Kenny, a 12-year veteran of the Madison police force, has been placed on administrative leave pending the results of the investigation. Kenny was cleared of charges stemming from a 2007 fatal shooting that Chief Koval described as a "suicide-by-cop" situation.

Robinson's killing comes just days after the U.S. Department of Justice issued a report that found patterns of racial profiling, bigotry and profit-driven law enforcement and court practices in the the St. Louis, Missouri, suburb of Ferguson where a white police officer shot unarmed 18-year-old Michael Brown last year.

Madison, about 80 miles west of Milwaukee, is the state capital and home to the University of Wisconsin's flagship campus.
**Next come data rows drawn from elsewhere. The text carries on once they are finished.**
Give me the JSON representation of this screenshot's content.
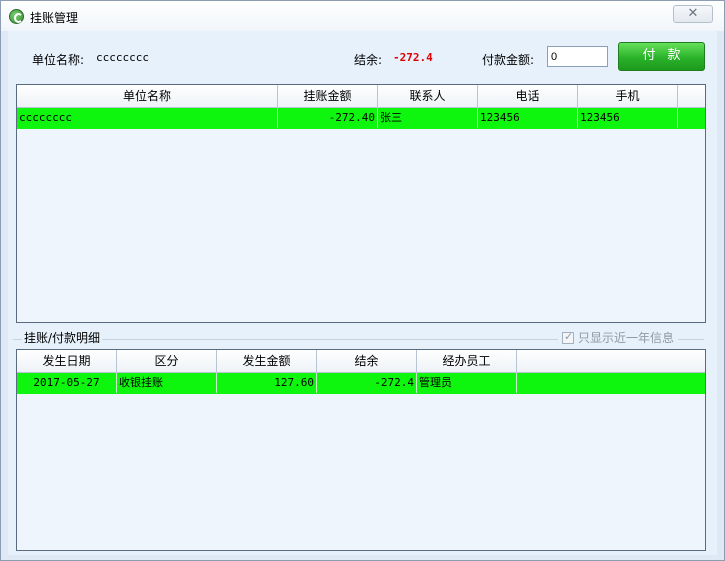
{
  "window": {
    "title": "挂账管理",
    "close_glyph": "✕"
  },
  "header": {
    "unit_label": "单位名称:",
    "unit_value": "cccccccc",
    "balance_label": "结余:",
    "balance_value": "-272.4",
    "pay_amount_label": "付款金额:",
    "pay_amount_value": "0",
    "pay_button": "付款"
  },
  "top_table": {
    "columns": [
      "单位名称",
      "挂账金额",
      "联系人",
      "电话",
      "手机"
    ],
    "rows": [
      {
        "unit": "cccccccc",
        "amount": "-272.40",
        "contact": "张三",
        "phone": "123456",
        "mobile": "123456"
      }
    ]
  },
  "detail": {
    "title": "挂账/付款明细",
    "only_recent_year_label": "只显示近一年信息",
    "only_recent_year_checked": true
  },
  "bottom_table": {
    "columns": [
      "发生日期",
      "区分",
      "发生金额",
      "结余",
      "经办员工"
    ],
    "rows": [
      {
        "date": "2017-05-27",
        "type": "收银挂账",
        "amount": "127.60",
        "balance": "-272.4",
        "operator": "管理员"
      }
    ]
  },
  "colors": {
    "row_highlight": "#0ef50e",
    "accent_red": "#e00000",
    "button_green": "#2ab22a"
  }
}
About 7 percent of the city's 243,000 residents are black.

Nationwide attention

Other deaths of unarmed black men by white police officers resulted in a wave of protests across the country last year.

  • Eric Garner, who died in July after New York City officers put him in a chokehold and a video showed him repeatedly saying, "I can't breathe."
  • A Cleveland police officer in November fatally shot 12-year-old Tamir Rice, who had been pointing a pellet gun at a playground.
  • A Milwaukee police officer who fatally shot Dontre Hamilton last April was found to have acted in self-defense, but was fired for ignoring department policy regarding mental illness.

Some material for this report came from AP.